Benotung und Zeugnis

§ 7. (1) Die Beurteilung der Prüfung erfolgt mit dem Kalkül „bestanden“ (gegebenenfalls mit Auszeichnung aus bestimmten Fächergruppen) oder mit „nicht bestanden“.

(2) Über die bestandene Dienstprüfung ist vom Vorsitzenden der Prüfungskommission ein Zeugnis auszustellen. Im Zeugnis sind sämtliche Prüfungsmodule der Dienstprüfung in Fächergruppen gegliedert zu bezeichnen; gegebenenfalls sind bei der betreffenden Fächergruppe die Worte „mit Auszeichnung bestanden“ anzufügen (§ 31 Abs. 5 zweiter Satz BDG 1979). Allfällige Anrechnungen sind festzuhalten.

(3) Das Original des Zeugnisses ist dem Ausbildungsteilnehmer auszuhändigen. Eine Zweitschrift des Zeugnisses ist gemeinsam mit den Ergebnissen der praktischen Prüfungsarbeit im Personalakt abzulegen.

Prüfungssenat

§ 8. (1) Der Prüfungssenat besteht aus dem Vorsitzenden der Prüfungskommission oder einem seiner Stellvertreter und zwei weiteren Mitgliedern.

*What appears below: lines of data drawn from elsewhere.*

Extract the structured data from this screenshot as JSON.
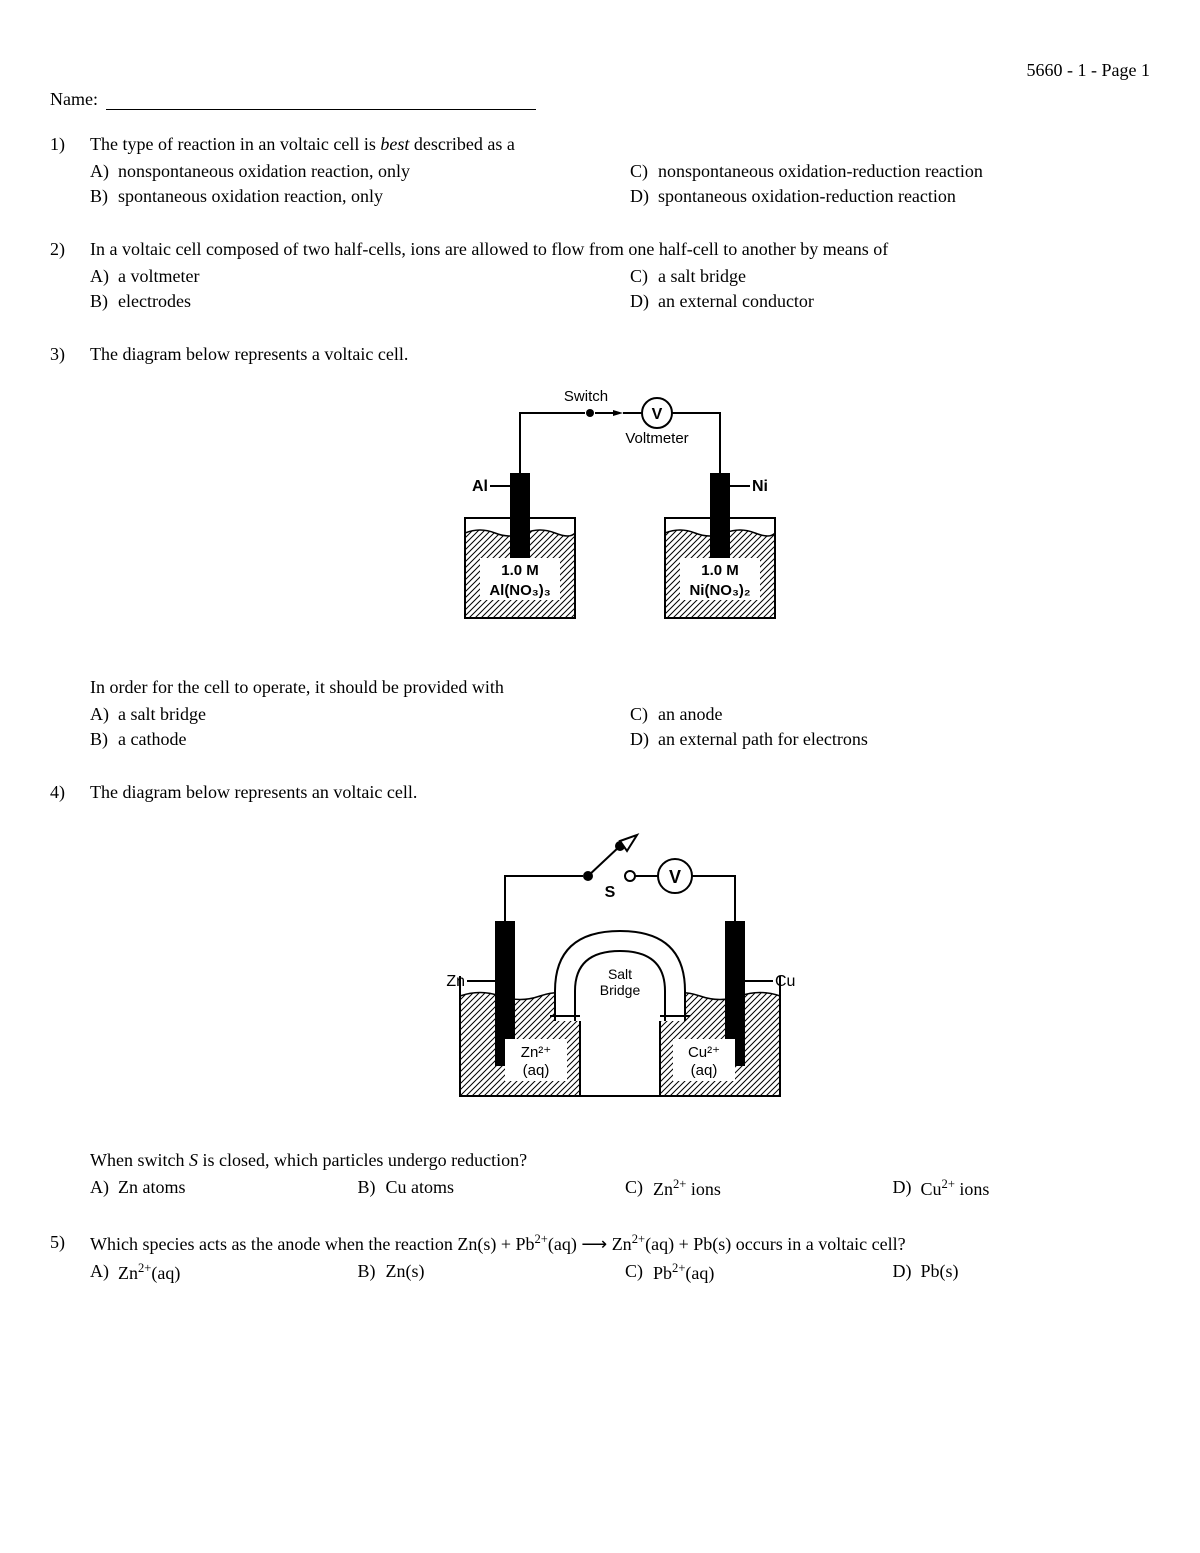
{
  "header": {
    "pageid": "5660 - 1 - Page 1"
  },
  "name_label": "Name:",
  "q1": {
    "num": "1)",
    "stem_a": "The type of reaction in an voltaic cell is ",
    "stem_em": "best",
    "stem_b": " described as a",
    "A": "nonspontaneous oxidation reaction, only",
    "B": "spontaneous oxidation reaction, only",
    "C": "nonspontaneous oxidation-reduction reaction",
    "D": "spontaneous oxidation-reduction reaction"
  },
  "q2": {
    "num": "2)",
    "stem": "In a voltaic cell composed of two half-cells, ions are allowed to flow from one half-cell to another by means of",
    "A": "a voltmeter",
    "B": "electrodes",
    "C": "a salt bridge",
    "D": "an external conductor"
  },
  "q3": {
    "num": "3)",
    "stem": "The diagram below represents a voltaic cell.",
    "prompt": "In order for the cell to operate, it should be provided with",
    "A": "a salt bridge",
    "B": "a cathode",
    "C": "an anode",
    "D": "an external path for electrons",
    "diagram": {
      "switch_label": "Switch",
      "voltmeter_text": "V",
      "voltmeter_label": "Voltmeter",
      "left_electrode": "Al",
      "right_electrode": "Ni",
      "left_solution_molarity": "1.0 M",
      "left_solution_formula": "Al(NO₃)₃",
      "right_solution_molarity": "1.0 M",
      "right_solution_formula": "Ni(NO₃)₂"
    }
  },
  "q4": {
    "num": "4)",
    "stem": "The diagram below represents an voltaic cell.",
    "prompt_a": "When switch ",
    "prompt_em": "S",
    "prompt_b": " is closed, which particles undergo reduction?",
    "A": "Zn atoms",
    "B": "Cu atoms",
    "C_html": "Zn<sup>2+</sup> ions",
    "D_html": "Cu<sup>2+</sup> ions",
    "diagram": {
      "switch_label": "S",
      "voltmeter_text": "V",
      "salt_bridge_l1": "Salt",
      "salt_bridge_l2": "Bridge",
      "left_electrode": "Zn",
      "right_electrode": "Cu",
      "left_solution_l1": "Zn²⁺",
      "left_solution_l2": "(aq)",
      "right_solution_l1": "Cu²⁺",
      "right_solution_l2": "(aq)"
    }
  },
  "q5": {
    "num": "5)",
    "stem_html": "Which species acts as the anode when the reaction Zn(s) + Pb<sup>2+</sup>(aq) ⟶ Zn<sup>2+</sup>(aq) + Pb(s) occurs in a voltaic cell?",
    "A_html": "Zn<sup>2+</sup>(aq)",
    "B": "Zn(s)",
    "C_html": "Pb<sup>2+</sup>(aq)",
    "D": "Pb(s)"
  },
  "letters": {
    "A": "A)",
    "B": "B)",
    "C": "C)",
    "D": "D)"
  }
}
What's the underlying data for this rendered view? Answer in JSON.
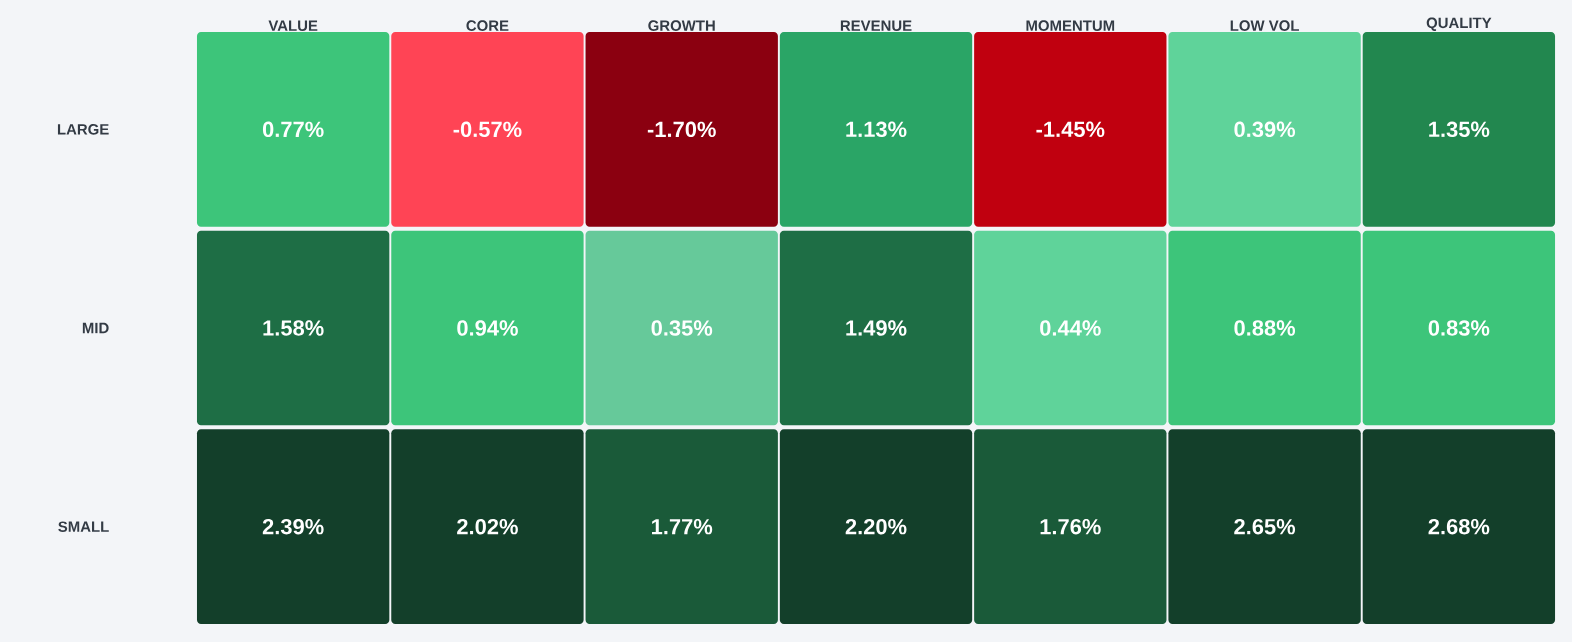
{
  "chart_data": {
    "type": "heatmap",
    "categories": [
      "VALUE",
      "CORE",
      "GROWTH",
      "REVENUE",
      "MOMENTUM",
      "LOW VOL",
      "QUALITY"
    ],
    "y_categories": [
      "LARGE",
      "MID",
      "SMALL"
    ],
    "cells": [
      [
        0.77,
        -0.57,
        -1.7,
        1.13,
        -1.45,
        0.39,
        1.35
      ],
      [
        1.58,
        0.94,
        0.35,
        1.49,
        0.44,
        0.88,
        0.83
      ],
      [
        2.39,
        2.02,
        1.77,
        2.2,
        1.76,
        2.65,
        2.68
      ]
    ],
    "cell_labels": [
      [
        "0.77%",
        "-0.57%",
        "-1.70%",
        "1.13%",
        "-1.45%",
        "0.39%",
        "1.35%"
      ],
      [
        "1.58%",
        "0.94%",
        "0.35%",
        "1.49%",
        "0.44%",
        "0.88%",
        "0.83%"
      ],
      [
        "2.39%",
        "2.02%",
        "1.77%",
        "2.20%",
        "1.76%",
        "2.65%",
        "2.68%"
      ]
    ]
  }
}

(2) Die Auswahl der Aufgaben für die praktische Prüfung obliegt dem Vorsitzenden des Prüfungssenats oder dem von ihm beauftragten Mitglied des Prüfungssenats. Der Vorsitzende oder das von ihm beauftragte Mitglied hat auch für die Beaufsichtigung bei der praktischen Prüfung zu sorgen.

(3) Die Aufteilung des Prüfungsstoffs bei der mündlichen Prüfung obliegt dem Vorsitzenden des Prüfungssenats; der Vorsitzende kann Fragen aus dem gesamten Prüfungsstoff stellen.

Schluss- und Übergangsbestimmungen

§ 9. (1) Diese Verordnung tritt mit 1. Mai 2007 in Kraft.

(2) Die auf Grund der Dienstanweisung des Bundesministers für Justiz über die Prüfung zur Erlangung eines Dienstpostens des Zwangsvollstreckungsdienstes, JABl. Nr. 1/1924, erfolgreich abgelegte Gerichtsvollzieherprüfung ersetzt die Grundausbildung nach der vorliegenden Verordnung.

(3) Ebenso ersetzt eine in der Zeit vom 1. Jänner 2005 bis einschließlich 30. April 2007 unter sinngemäßer Anwendung der in Abs. 2 zitierten Dienstanweisung erfolgreich abgelegte Gerichtsvollzieherprüfung die Grundausbildung nach der vorliegenden Verordnung.

(4) Vor dem In-Kraft-Treten dieser Verordnung begonnene, zum Teil oder zur Gänze absolvierte Praxiszeiten auf Grund der Regelungen gemäß Abs. 2 und 3 sind auf die praktische Verwendung nach der vorliegenden Verordnung anzurechnen.

(5) Verweisungen in dieser Verordnung auf andere Rechtsvorschriften des Bundes sind als Verweisungen auf die jeweils geltende Fassung zu verstehen.